Течёт сок из черешни, который днём отковыриваешь – от коры отрываешь с кислиной, с каким-то черепашьим привкусом медовые ломти… клей, выпуклый, янтарный, золотистый, крепкий, как вино. Течёт сок из трещин ствола и с фарфоровым звуком падают на камни окровавленные косточки.
– Ты спишь?
– Нет. Я смотрю на Большую Медведицу.
– Наши уснули?
– Не знаю. Как на реке? Что делали?
– На реке хорошо.
Она садится рядом и выжимает волосы. Несколько капель падает мне на лицо.
– Нарвали лилий?
– Туда мы не плавали сегодня. Хотим завтра взять лодку…
– Я без тебя тут вспоминал, как змею убил в прошлое лето в лесу. Не может быть, чтобы я не рассказывал!

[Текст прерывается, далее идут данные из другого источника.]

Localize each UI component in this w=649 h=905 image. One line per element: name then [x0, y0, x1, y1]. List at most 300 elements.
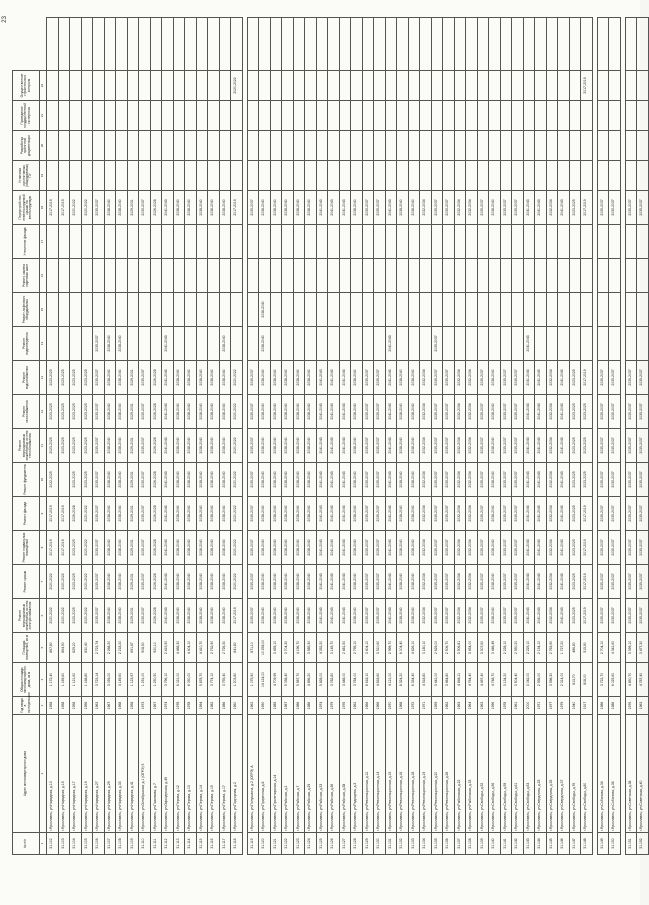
schedule-cell: [408, 259, 420, 293]
schedule-cell: 2020-2022: [81, 191, 93, 225]
schedule-cell: 2041-2043: [523, 565, 535, 599]
schedule-cell: 2038-2040: [208, 565, 220, 599]
schedule-cell: [208, 18, 220, 71]
schedule-cell: [47, 259, 59, 293]
schedule-cell: 2035-2037: [247, 395, 259, 429]
schedule-cell: [512, 293, 524, 327]
schedule-cell: [208, 327, 220, 361]
year-cell: 1958: [127, 697, 139, 715]
year-cell: 1972: [408, 697, 420, 715]
schedule-cell: [489, 225, 501, 259]
total-area-cell: 4 518,80: [420, 663, 432, 697]
schedule-cell: 2035-2037: [443, 361, 455, 395]
schedule-cell: [104, 101, 116, 131]
schedule-cell: [489, 161, 501, 191]
schedule-cell: 2035-2037: [362, 531, 374, 565]
schedule-cell: 2041-2043: [316, 531, 328, 565]
schedule-cell: 2038-2040: [116, 463, 128, 497]
schedule-cell: [420, 101, 432, 131]
column-header: Ремонт лифтового оборудования: [13, 293, 40, 327]
schedule-cell: [70, 259, 82, 293]
schedule-cell: 2041-2043: [162, 599, 174, 633]
schedule-cell: 2035-2037: [625, 463, 637, 497]
schedule-cell: [489, 101, 501, 131]
premises-area-cell: 486,80: [569, 633, 581, 663]
premises-area-cell: 2 506,70: [443, 633, 455, 663]
schedule-cell: [466, 131, 478, 161]
schedule-cell: [81, 101, 93, 131]
schedule-cell: 2035-2037: [637, 361, 649, 395]
schedule-cell: [454, 71, 466, 101]
total-area-cell: 808,00: [581, 663, 593, 697]
schedule-cell: 2041-2043: [162, 327, 174, 361]
schedule-cell: [208, 161, 220, 191]
schedule-cell: [431, 71, 443, 101]
schedule-cell: 2035-2037: [637, 497, 649, 531]
total-area-cell: 5 828,00: [316, 663, 328, 697]
schedule-cell: 2032-2034: [466, 599, 478, 633]
year-cell: 1964: [466, 697, 478, 715]
schedule-cell: 2038-2040: [305, 429, 317, 463]
schedule-cell: 2020-2022: [81, 531, 93, 565]
table-row: [558, 18, 570, 855]
column-number: 4: [40, 663, 47, 697]
schedule-cell: [625, 225, 637, 259]
schedule-cell: 2032-2034: [420, 191, 432, 225]
schedule-cell: 2038-2040: [397, 463, 409, 497]
schedule-cell: 2032-2034: [546, 395, 558, 429]
schedule-cell: [247, 327, 259, 361]
schedule-cell: 2017-2019: [58, 497, 70, 531]
row-number-cell: 31.105: [81, 833, 93, 855]
schedule-cell: 2038-2040: [104, 327, 116, 361]
schedule-cell: [489, 259, 501, 293]
schedule-cell: [127, 225, 139, 259]
schedule-cell: [70, 18, 82, 71]
schedule-cell: [139, 327, 151, 361]
schedule-cell: 2038-2040: [397, 599, 409, 633]
column-number: 12: [40, 395, 47, 429]
schedule-cell: [523, 259, 535, 293]
total-area-cell: 3 042,00: [523, 663, 535, 697]
schedule-cell: [431, 293, 443, 327]
schedule-cell: 2032-2034: [466, 429, 478, 463]
schedule-cell: 2023-2025: [581, 429, 593, 463]
schedule-cell: [443, 293, 455, 327]
schedule-cell: 2038-2040: [259, 599, 271, 633]
schedule-cell: [58, 131, 70, 161]
schedule-cell: [339, 327, 351, 361]
schedule-cell: [47, 225, 59, 259]
address-cell: г.Ярославль, ул.Рыбинская, д.33: [466, 715, 478, 833]
schedule-cell: 2041-2043: [535, 463, 547, 497]
schedule-cell: 2038-2040: [293, 531, 305, 565]
schedule-cell: [454, 101, 466, 131]
schedule-cell: [500, 131, 512, 161]
premises-area-cell: 2 723,74: [93, 633, 105, 663]
schedule-cell: 2038-2040: [173, 429, 185, 463]
column-header: Ремонт фасада: [13, 497, 40, 531]
year-cell: 1963: [93, 697, 105, 715]
schedule-cell: [454, 293, 466, 327]
premises-area-cell: 830,40: [81, 633, 93, 663]
address-cell: г.Ярославль, ул.Свободы, д.59: [500, 715, 512, 833]
premises-area-cell: 515,90: [581, 633, 593, 663]
schedule-cell: 2041-2043: [316, 497, 328, 531]
table-row: [535, 18, 547, 855]
table-row: [523, 18, 535, 855]
column-number: 10: [40, 463, 47, 497]
schedule-cell: [231, 131, 243, 161]
row-number-cell: 31.149: [597, 833, 609, 855]
schedule-cell: [500, 293, 512, 327]
schedule-cell: [477, 293, 489, 327]
schedule-cell: 2035-2037: [500, 429, 512, 463]
total-area-cell: 2 936,00: [535, 663, 547, 697]
table-row: [127, 18, 139, 855]
schedule-cell: 2035-2037: [431, 531, 443, 565]
schedule-cell: 2041-2043: [385, 497, 397, 531]
schedule-cell: 2038-2040: [351, 395, 363, 429]
schedule-cell: 2038-2040: [185, 361, 197, 395]
schedule-cell: 2035-2037: [609, 599, 621, 633]
schedule-cell: [362, 161, 374, 191]
schedule-cell: 2041-2043: [523, 599, 535, 633]
schedule-cell: 2035-2037: [374, 463, 386, 497]
premises-area-cell: 3 180,10: [420, 633, 432, 663]
schedule-cell: 2020-2022: [81, 565, 93, 599]
schedule-cell: [581, 131, 593, 161]
schedule-cell: 2032-2034: [466, 395, 478, 429]
schedule-cell: [512, 161, 524, 191]
total-area-cell: 4 850,70: [625, 663, 637, 697]
schedule-cell: [185, 225, 197, 259]
schedule-cell: 2020-2022: [47, 599, 59, 633]
schedule-cell: 2020-2022: [231, 361, 243, 395]
schedule-cell: 2041-2043: [162, 191, 174, 225]
schedule-cell: 2038-2040: [270, 531, 282, 565]
schedule-cell: 2035-2037: [374, 565, 386, 599]
schedule-cell: 2035-2037: [512, 429, 524, 463]
schedule-cell: 2032-2034: [466, 361, 478, 395]
schedule-cell: 2041-2043: [558, 361, 570, 395]
schedule-cell: [477, 161, 489, 191]
schedule-cell: 2023-2025: [569, 565, 581, 599]
schedule-cell: [466, 101, 478, 131]
table-row: [219, 18, 231, 855]
schedule-cell: [127, 131, 139, 161]
schedule-cell: [397, 327, 409, 361]
schedule-cell: [512, 131, 524, 161]
schedule-cell: 2035-2037: [93, 191, 105, 225]
schedule-cell: [282, 327, 294, 361]
premises-area-cell: 4 196,70: [293, 633, 305, 663]
total-area-cell: 6 021,00: [173, 663, 185, 697]
schedule-cell: 2038-2040: [397, 395, 409, 429]
schedule-cell: [270, 18, 282, 71]
schedule-cell: 2041-2043: [523, 531, 535, 565]
schedule-cell: [81, 18, 93, 71]
schedule-cell: [185, 101, 197, 131]
schedule-cell: [385, 131, 397, 161]
schedule-cell: 2035-2037: [625, 361, 637, 395]
schedule-cell: 2038-2040: [185, 599, 197, 633]
row-number-cell: 31.114: [185, 833, 197, 855]
schedule-cell: [523, 71, 535, 101]
repair-schedule-table: [12, 17, 649, 855]
schedule-cell: [305, 101, 317, 131]
premises-area-cell: 3 506,81: [454, 633, 466, 663]
schedule-cell: 2032-2034: [546, 191, 558, 225]
schedule-cell: [282, 259, 294, 293]
schedule-cell: [581, 161, 593, 191]
schedule-cell: 2038-2040: [196, 191, 208, 225]
schedule-cell: 2041-2043: [535, 565, 547, 599]
schedule-cell: 2038-2040: [208, 361, 220, 395]
schedule-cell: [512, 225, 524, 259]
schedule-cell: 2035-2037: [477, 531, 489, 565]
table-row: [81, 18, 93, 855]
schedule-cell: 2032-2034: [420, 599, 432, 633]
schedule-cell: 2023-2025: [47, 361, 59, 395]
schedule-cell: [196, 327, 208, 361]
schedule-cell: [196, 293, 208, 327]
schedule-cell: [247, 131, 259, 161]
schedule-cell: [408, 131, 420, 161]
schedule-cell: 2023-2025: [569, 361, 581, 395]
schedule-cell: 2038-2040: [408, 191, 420, 225]
schedule-cell: [385, 101, 397, 131]
schedule-cell: [58, 225, 70, 259]
schedule-cell: [259, 259, 271, 293]
schedule-cell: [420, 259, 432, 293]
year-cell: 1986: [293, 697, 305, 715]
schedule-cell: [150, 293, 162, 327]
schedule-cell: [637, 327, 649, 361]
schedule-cell: 2029-2031: [127, 463, 139, 497]
schedule-cell: 2035-2037: [597, 361, 609, 395]
row-number-cell: 31.146: [558, 833, 570, 855]
schedule-cell: 2035-2037: [637, 429, 649, 463]
schedule-cell: 2035-2037: [443, 565, 455, 599]
year-cell: 1971: [420, 697, 432, 715]
schedule-cell: 2038-2040: [305, 191, 317, 225]
schedule-cell: [609, 327, 621, 361]
total-area-cell: 1 123,97: [127, 663, 139, 697]
total-area-cell: 3 774,10: [208, 663, 220, 697]
schedule-cell: [81, 225, 93, 259]
schedule-cell: [546, 71, 558, 101]
schedule-cell: 2035-2037: [374, 429, 386, 463]
premises-area-cell: 871,10: [247, 633, 259, 663]
schedule-cell: 2038-2040: [208, 599, 220, 633]
row-number-cell: 31.108: [116, 833, 128, 855]
year-cell: 1940: [569, 697, 581, 715]
schedule-cell: 2020-2022: [81, 599, 93, 633]
schedule-cell: [81, 293, 93, 327]
schedule-cell: 2035-2037: [362, 395, 374, 429]
schedule-cell: [637, 131, 649, 161]
total-area-cell: 3 723,14: [93, 663, 105, 697]
schedule-cell: 2032-2034: [466, 565, 478, 599]
total-area-cell: 3 598,30: [546, 663, 558, 697]
year-cell: 1978: [185, 697, 197, 715]
schedule-cell: [47, 327, 59, 361]
schedule-cell: [219, 131, 231, 161]
schedule-cell: [150, 259, 162, 293]
schedule-cell: 2035-2037: [362, 361, 374, 395]
schedule-cell: [328, 131, 340, 161]
column-number: 5: [40, 633, 47, 663]
row-number-cell: 31.129: [362, 833, 374, 855]
schedule-cell: 2038-2040: [208, 191, 220, 225]
schedule-cell: 2038-2040: [208, 463, 220, 497]
schedule-cell: 2041-2043: [535, 429, 547, 463]
schedule-cell: [489, 71, 501, 101]
schedule-cell: 2041-2043: [523, 191, 535, 225]
schedule-cell: 2038-2040: [351, 429, 363, 463]
year-cell: 1977: [546, 697, 558, 715]
schedule-cell: [259, 161, 271, 191]
table-row: [305, 18, 317, 855]
schedule-cell: 2023-2025: [47, 429, 59, 463]
schedule-cell: [625, 161, 637, 191]
schedule-cell: 2032-2034: [546, 531, 558, 565]
schedule-cell: 2035-2037: [477, 395, 489, 429]
address-cell: г.Ярославль, ул.Свердлова, д.37: [558, 715, 570, 833]
schedule-cell: 2035-2037: [139, 361, 151, 395]
schedule-cell: [558, 259, 570, 293]
schedule-cell: [139, 101, 151, 131]
row-number-cell: 31.139: [477, 833, 489, 855]
schedule-cell: 2017-2019: [47, 191, 59, 225]
schedule-cell: [58, 327, 70, 361]
schedule-cell: 2038-2040: [104, 191, 116, 225]
schedule-cell: 2035-2037: [512, 463, 524, 497]
row-number-cell: 31.132: [397, 833, 409, 855]
schedule-cell: 2038-2040: [259, 293, 271, 327]
premises-area-cell: 867,80: [47, 633, 59, 663]
schedule-cell: [408, 71, 420, 101]
schedule-cell: [637, 225, 649, 259]
schedule-cell: [512, 327, 524, 361]
schedule-cell: [339, 259, 351, 293]
schedule-cell: 2038-2040: [270, 361, 282, 395]
column-header: Ремонт водоснабжения: [13, 361, 40, 395]
table-row: [489, 18, 501, 855]
schedule-cell: 2041-2043: [328, 565, 340, 599]
premises-area-cell: 3 585,30: [305, 633, 317, 663]
schedule-cell: 2035-2037: [93, 395, 105, 429]
schedule-cell: [546, 225, 558, 259]
year-cell: 1917: [581, 697, 593, 715]
schedule-cell: [328, 71, 340, 101]
total-area-cell: 4 121,00: [385, 663, 397, 697]
row-number-cell: 31.140: [489, 833, 501, 855]
schedule-cell: [173, 71, 185, 101]
schedule-cell: 2035-2037: [597, 191, 609, 225]
schedule-cell: [270, 293, 282, 327]
total-area-cell: 1 203,80: [231, 663, 243, 697]
schedule-cell: [196, 18, 208, 71]
schedule-cell: [116, 161, 128, 191]
schedule-cell: [477, 327, 489, 361]
table-row: [420, 18, 432, 855]
schedule-cell: 2041-2043: [339, 395, 351, 429]
schedule-cell: 2038-2040: [489, 429, 501, 463]
schedule-cell: [546, 327, 558, 361]
schedule-cell: 2035-2037: [93, 327, 105, 361]
address-cell: г.Ярославль, ул.Перова, д.15: [208, 715, 220, 833]
schedule-cell: [374, 71, 386, 101]
schedule-cell: 2032-2034: [546, 463, 558, 497]
schedule-cell: [443, 225, 455, 259]
premises-area-cell: 1 727,20: [558, 633, 570, 663]
schedule-cell: [139, 131, 151, 161]
row-number-cell: 31.125: [316, 833, 328, 855]
schedule-cell: [282, 161, 294, 191]
schedule-cell: 2038-2040: [282, 395, 294, 429]
premises-area-cell: 2 481,50: [339, 633, 351, 663]
schedule-cell: [70, 327, 82, 361]
address-cell: г.Ярославль, ул.Свободы, д.76: [569, 715, 581, 833]
schedule-cell: 2035-2037: [374, 497, 386, 531]
schedule-cell: [477, 131, 489, 161]
premises-area-cell: 3 704,30: [282, 633, 294, 663]
address-cell: г.Ярославль, ул.Революционная, д.14: [374, 715, 386, 833]
schedule-cell: 2017-2019: [581, 599, 593, 633]
schedule-cell: [150, 71, 162, 101]
schedule-cell: [93, 131, 105, 161]
schedule-cell: [385, 161, 397, 191]
schedule-cell: [139, 18, 151, 71]
schedule-cell: 2035-2037: [139, 531, 151, 565]
table-row: [162, 18, 174, 855]
total-area-cell: 3 796,10: [162, 663, 174, 697]
total-area-cell: 8 324,20: [397, 663, 409, 697]
schedule-cell: [362, 101, 374, 131]
schedule-cell: [208, 259, 220, 293]
column-header: Осуществление строительного контроля: [13, 71, 40, 101]
schedule-cell: 2041-2043: [316, 565, 328, 599]
schedule-cell: [535, 327, 547, 361]
schedule-cell: 2035-2037: [609, 429, 621, 463]
table-row: [247, 18, 259, 855]
year-cell: 1978: [500, 697, 512, 715]
total-area-cell: 6 334,40: [408, 663, 420, 697]
column-header: Ремонт внутридомовых инженерных систем теплоснабжения: [13, 429, 40, 463]
row-number-cell: 31.121: [270, 833, 282, 855]
schedule-cell: 2035-2037: [247, 463, 259, 497]
schedule-cell: 2038-2040: [351, 361, 363, 395]
schedule-cell: 2035-2037: [247, 497, 259, 531]
year-cell: 1966: [374, 697, 386, 715]
schedule-cell: [282, 225, 294, 259]
schedule-cell: [523, 161, 535, 191]
schedule-cell: 2023-2025: [569, 429, 581, 463]
year-cell: 1985: [270, 697, 282, 715]
total-area-cell: 3 464,80: [443, 663, 455, 697]
row-number-cell: 31.134: [420, 833, 432, 855]
schedule-cell: 2038-2040: [116, 429, 128, 463]
schedule-cell: 2038-2040: [282, 565, 294, 599]
schedule-cell: [609, 225, 621, 259]
schedule-cell: 2038-2040: [282, 361, 294, 395]
schedule-cell: 2038-2040: [208, 497, 220, 531]
column-number: 2: [40, 715, 47, 833]
schedule-cell: [454, 18, 466, 71]
address-cell: г.Ярославль, ул.Октябрьская, д.1 (ОГРЭ) 5: [139, 715, 151, 833]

– Ну да, мы ещё на следующий день смотреть пошли, как её обглодали муравьи. Бр-р-р!
– И никакое не бр-р-р. Я как раз вспоминал про это. Ничего не осталось… Муравьи, бабочки, букашки, гуси-лебеди… знаешь, Соня, я напишу когда-нибудь про это книгу.
– Ты не книгу, а сочинения сдай в школе.
– И ты туда же!
– Не обижайся. Мне противно, когда о тебе все говорят…

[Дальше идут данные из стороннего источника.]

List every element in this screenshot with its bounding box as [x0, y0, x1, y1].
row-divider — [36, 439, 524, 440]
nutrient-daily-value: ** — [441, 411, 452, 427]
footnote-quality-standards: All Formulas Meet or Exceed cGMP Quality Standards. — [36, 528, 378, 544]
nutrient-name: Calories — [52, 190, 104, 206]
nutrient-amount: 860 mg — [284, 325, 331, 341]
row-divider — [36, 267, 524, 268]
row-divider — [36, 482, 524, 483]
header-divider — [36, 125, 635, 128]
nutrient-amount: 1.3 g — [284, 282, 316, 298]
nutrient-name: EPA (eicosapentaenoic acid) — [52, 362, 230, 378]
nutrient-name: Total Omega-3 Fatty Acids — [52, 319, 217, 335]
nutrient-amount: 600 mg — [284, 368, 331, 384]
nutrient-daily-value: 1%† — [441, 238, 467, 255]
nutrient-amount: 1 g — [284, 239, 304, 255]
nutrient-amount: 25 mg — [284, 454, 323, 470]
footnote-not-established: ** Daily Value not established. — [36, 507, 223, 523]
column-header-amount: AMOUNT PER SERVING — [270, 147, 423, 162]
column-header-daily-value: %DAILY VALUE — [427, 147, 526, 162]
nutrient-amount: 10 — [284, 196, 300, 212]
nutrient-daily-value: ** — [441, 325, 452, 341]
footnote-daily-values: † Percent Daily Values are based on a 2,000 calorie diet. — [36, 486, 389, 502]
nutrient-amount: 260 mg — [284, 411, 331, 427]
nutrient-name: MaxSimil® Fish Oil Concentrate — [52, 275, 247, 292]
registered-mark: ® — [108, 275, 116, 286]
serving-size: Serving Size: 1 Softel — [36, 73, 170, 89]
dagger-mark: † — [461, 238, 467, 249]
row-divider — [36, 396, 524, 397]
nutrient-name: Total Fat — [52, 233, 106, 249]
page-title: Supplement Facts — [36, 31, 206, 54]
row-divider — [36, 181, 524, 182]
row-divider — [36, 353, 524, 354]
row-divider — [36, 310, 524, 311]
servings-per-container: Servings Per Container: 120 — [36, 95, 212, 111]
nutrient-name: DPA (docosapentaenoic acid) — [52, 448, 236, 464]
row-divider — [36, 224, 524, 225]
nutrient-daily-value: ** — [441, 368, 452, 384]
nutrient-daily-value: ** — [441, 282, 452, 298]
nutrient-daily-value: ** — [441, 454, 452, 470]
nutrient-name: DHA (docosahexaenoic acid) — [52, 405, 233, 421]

– Пусть говорят. Мне от их разговоров ни холодно и ни жарко. А книгу я напишу. Я и сейчас стал бы писать, но никак не пойму одного; как в один миг, в одну секунду, случается и то и другое, как будто нарочно – тронь одно, а чуть подальше что-то оборвётся. Вот начнёшь что-нибудь представлять себе, появится картина, но с этой картиной ты и рискуешь остаться, как дурак с писаной торбой.
– Тебе надо закончить школу и уехать отсюда. Тут ничего не напишешь.
– Почему? Ты мне не веришь?
– Мне так кажется. А мне осталось мало, я уеду. Я точно знаю, что уеду. У меня получится… просто не верится, что где-то может быть другая жизнь. Потом и ты приедешь ко мне. Хорошо? Я уже буду кое-что знать.
– Может быть, приеду. Но мне никуда не хочется ехать! Я к саду так привык, он теперь как бы мой собственный. Он мне как-то даже приснился. Я спал под липой в гамаке, а он, как будто сквозь какое-то стекло, виден был со своими деревьями, кустами, смородиной… каждая травинка, щепочка, прожилка на листе были словно особо друг от друга и ничто не повторялось – не было такого листа, чтобы совершенно одного цвета с другим, не было одинаковых сучьев… Ты не думай, что это очень просто! Такое, наверное, бывает редко – нет же у нас для каждого сучка, ветки нарочного названия, говорим-то мы: ветки, сучья, а когда дело доходит до того, чтобы объяснить, какую ветку имеешь в виду, путаемся… И забор виден был, угол, где прошлогодняя ботва свалена.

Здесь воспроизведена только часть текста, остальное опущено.